Fim do Terreno Wuppertal
E o que vem a seguir? Pouco antes do décimo aniversário da primeira ação, as seções de Wuppertal e Hanover se dissolveram. Em maio, a seção de Munique anunciou sua saída. "Na nossa opinião, as estratégias do movimento climático não são mais eficazes neste momento", escreveu a "Ende Gelände" Wuppertal. A partir de agora, o grupo quer se preparar para "um mundo em colapso". A seção de Hanover soa semelhante. Ambas se juntam, portanto, ao movimento do colapso que está surgindo em todo o país e estão organizando seu primeiro "acampamento do colapso" no final de agosto. Um motivo de preocupação para a "Ende Gelände"? O fato de seções locais individuais adotarem uma posição diferente da aliança geral sempre aconteceu e nunca fez com que a Ende Gelände se tornasse menos importante. Ambas são necessárias: a luta por um aquecimento global de um décimo de grau e a preparação solidária para a catástrofe que se aproxima. "Isso não é contraditório. Muito pelo contrário: como um movimento pela justiça climática, precisamos claramente pensar nisso juntos."

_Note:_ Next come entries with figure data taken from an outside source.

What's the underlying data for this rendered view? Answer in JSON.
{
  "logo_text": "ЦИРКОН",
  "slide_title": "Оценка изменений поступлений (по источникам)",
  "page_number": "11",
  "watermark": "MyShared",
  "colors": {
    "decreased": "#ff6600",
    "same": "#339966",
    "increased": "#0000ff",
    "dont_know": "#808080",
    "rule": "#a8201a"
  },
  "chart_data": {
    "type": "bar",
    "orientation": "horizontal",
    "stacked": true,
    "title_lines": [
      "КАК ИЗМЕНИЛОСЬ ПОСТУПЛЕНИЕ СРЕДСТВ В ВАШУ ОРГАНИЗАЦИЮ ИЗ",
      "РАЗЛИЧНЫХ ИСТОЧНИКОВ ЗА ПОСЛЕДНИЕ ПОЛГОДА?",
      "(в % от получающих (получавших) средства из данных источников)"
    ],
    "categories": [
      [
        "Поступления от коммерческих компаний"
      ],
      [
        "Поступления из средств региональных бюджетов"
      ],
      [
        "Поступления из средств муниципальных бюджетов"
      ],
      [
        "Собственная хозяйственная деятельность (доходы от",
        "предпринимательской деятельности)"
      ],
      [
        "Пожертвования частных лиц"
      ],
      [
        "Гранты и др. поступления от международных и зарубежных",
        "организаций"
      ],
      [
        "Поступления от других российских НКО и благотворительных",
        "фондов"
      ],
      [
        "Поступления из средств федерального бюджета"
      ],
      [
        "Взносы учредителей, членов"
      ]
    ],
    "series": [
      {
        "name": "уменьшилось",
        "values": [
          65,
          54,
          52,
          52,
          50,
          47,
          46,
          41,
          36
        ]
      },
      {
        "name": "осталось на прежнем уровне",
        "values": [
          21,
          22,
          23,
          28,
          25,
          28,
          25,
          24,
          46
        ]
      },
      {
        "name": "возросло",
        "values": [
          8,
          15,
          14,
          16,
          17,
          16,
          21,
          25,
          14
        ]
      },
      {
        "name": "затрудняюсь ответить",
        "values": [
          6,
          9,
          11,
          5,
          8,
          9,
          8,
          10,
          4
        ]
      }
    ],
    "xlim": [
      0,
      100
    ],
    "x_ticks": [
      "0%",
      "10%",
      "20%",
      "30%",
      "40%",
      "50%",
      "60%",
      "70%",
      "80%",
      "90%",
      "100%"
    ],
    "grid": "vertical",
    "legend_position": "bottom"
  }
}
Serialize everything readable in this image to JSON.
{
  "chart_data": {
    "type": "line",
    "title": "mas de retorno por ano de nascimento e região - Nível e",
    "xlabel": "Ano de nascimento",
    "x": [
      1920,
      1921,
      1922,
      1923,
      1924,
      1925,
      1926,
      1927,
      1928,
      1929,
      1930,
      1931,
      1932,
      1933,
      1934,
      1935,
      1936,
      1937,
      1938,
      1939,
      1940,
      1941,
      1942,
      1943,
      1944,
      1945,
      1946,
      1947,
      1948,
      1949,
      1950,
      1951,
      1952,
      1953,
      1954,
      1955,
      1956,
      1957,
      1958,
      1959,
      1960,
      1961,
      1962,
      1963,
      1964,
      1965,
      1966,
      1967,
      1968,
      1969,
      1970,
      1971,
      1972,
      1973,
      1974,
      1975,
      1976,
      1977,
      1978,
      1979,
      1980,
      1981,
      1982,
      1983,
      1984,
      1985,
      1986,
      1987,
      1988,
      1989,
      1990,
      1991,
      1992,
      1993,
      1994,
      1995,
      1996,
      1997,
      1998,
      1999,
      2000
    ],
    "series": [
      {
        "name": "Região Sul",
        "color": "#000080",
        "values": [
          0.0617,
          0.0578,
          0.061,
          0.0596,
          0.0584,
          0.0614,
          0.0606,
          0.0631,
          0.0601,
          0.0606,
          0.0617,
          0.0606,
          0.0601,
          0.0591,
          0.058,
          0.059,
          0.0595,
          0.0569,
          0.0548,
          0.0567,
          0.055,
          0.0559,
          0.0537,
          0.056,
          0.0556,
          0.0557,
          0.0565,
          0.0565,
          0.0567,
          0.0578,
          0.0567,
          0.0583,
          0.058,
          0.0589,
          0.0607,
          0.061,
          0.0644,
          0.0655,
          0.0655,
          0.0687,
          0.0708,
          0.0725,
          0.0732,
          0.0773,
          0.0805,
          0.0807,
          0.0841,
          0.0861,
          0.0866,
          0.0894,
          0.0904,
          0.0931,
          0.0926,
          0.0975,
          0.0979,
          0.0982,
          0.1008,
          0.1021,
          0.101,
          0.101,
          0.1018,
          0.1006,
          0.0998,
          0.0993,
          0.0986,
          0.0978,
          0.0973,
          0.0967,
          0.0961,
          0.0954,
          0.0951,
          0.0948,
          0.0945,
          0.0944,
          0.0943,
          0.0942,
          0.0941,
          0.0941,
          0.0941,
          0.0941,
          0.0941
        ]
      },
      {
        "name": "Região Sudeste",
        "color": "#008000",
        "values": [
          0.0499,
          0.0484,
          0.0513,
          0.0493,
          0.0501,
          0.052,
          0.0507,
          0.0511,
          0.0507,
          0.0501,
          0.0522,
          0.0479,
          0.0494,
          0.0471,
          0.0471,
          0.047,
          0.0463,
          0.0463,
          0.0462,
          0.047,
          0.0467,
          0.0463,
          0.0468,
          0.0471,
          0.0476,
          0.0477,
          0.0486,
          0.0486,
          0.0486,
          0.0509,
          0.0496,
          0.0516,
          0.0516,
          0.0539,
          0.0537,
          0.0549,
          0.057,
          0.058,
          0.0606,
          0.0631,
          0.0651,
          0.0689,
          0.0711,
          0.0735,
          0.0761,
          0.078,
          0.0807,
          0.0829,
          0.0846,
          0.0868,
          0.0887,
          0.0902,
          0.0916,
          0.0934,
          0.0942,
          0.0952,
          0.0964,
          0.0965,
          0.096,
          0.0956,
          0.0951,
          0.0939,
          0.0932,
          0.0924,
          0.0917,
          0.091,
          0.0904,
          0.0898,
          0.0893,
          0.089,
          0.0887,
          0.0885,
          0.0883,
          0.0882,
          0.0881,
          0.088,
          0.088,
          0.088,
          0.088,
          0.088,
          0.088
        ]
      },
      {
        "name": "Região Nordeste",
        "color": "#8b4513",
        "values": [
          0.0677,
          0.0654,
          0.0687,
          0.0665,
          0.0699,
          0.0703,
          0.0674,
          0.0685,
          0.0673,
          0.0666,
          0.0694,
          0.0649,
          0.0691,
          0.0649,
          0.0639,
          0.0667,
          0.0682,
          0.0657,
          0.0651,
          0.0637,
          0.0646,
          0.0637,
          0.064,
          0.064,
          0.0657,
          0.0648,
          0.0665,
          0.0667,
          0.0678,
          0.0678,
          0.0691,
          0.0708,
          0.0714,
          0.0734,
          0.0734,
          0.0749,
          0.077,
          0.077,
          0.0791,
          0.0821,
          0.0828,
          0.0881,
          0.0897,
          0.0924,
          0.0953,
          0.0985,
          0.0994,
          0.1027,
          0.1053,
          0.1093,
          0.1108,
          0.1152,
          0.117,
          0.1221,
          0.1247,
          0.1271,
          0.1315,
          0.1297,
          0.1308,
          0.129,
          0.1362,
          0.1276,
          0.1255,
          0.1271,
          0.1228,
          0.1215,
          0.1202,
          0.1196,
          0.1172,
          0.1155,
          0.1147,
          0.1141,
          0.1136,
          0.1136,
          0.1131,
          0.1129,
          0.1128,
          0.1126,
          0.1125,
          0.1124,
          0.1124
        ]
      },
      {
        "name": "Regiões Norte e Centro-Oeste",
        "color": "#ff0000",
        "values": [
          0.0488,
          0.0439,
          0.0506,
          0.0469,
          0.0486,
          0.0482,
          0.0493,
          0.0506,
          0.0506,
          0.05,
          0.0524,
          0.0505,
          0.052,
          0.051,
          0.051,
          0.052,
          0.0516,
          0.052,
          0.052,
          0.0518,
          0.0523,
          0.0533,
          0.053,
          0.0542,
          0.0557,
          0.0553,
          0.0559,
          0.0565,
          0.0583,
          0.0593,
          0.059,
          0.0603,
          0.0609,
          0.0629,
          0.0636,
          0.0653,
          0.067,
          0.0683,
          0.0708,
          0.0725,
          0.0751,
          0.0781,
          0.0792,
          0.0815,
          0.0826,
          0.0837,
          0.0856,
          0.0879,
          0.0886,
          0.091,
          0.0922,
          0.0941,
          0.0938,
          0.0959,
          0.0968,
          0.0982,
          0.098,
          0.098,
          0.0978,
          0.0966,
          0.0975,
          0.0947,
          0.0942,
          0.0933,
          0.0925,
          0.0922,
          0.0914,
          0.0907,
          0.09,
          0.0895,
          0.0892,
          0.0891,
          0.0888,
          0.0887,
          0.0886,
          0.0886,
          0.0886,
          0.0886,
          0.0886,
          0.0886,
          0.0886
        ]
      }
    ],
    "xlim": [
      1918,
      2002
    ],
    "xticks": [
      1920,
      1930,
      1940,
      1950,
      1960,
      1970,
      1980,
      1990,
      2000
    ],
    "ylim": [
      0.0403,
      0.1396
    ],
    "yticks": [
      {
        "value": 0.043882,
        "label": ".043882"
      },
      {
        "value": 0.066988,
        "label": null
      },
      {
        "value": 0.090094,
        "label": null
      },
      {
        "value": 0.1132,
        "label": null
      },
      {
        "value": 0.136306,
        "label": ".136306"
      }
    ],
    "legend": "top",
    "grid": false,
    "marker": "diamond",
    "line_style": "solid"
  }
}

Uma coisa é certa: a decisão dos grupos locais de se dissolverem ocorre em um momento em que o governo federal planeja novas usinas termelétricas a gás em larga escala. "Trata-se de uma reversão dos combustíveis fósseis que não deve acontecer em hipótese alguma. A eliminação gradual do carvão não deve se transformar em uma transição para o gás", disse Leitner, anunciando: "A Ende Gelände responderá aos planos do governo federal de expandir maciçamente a infraestrutura de gás fóssil nos próximos anos com uma desobediência civil em massa no verão de 2026." Mas ainda não é o fim da linha.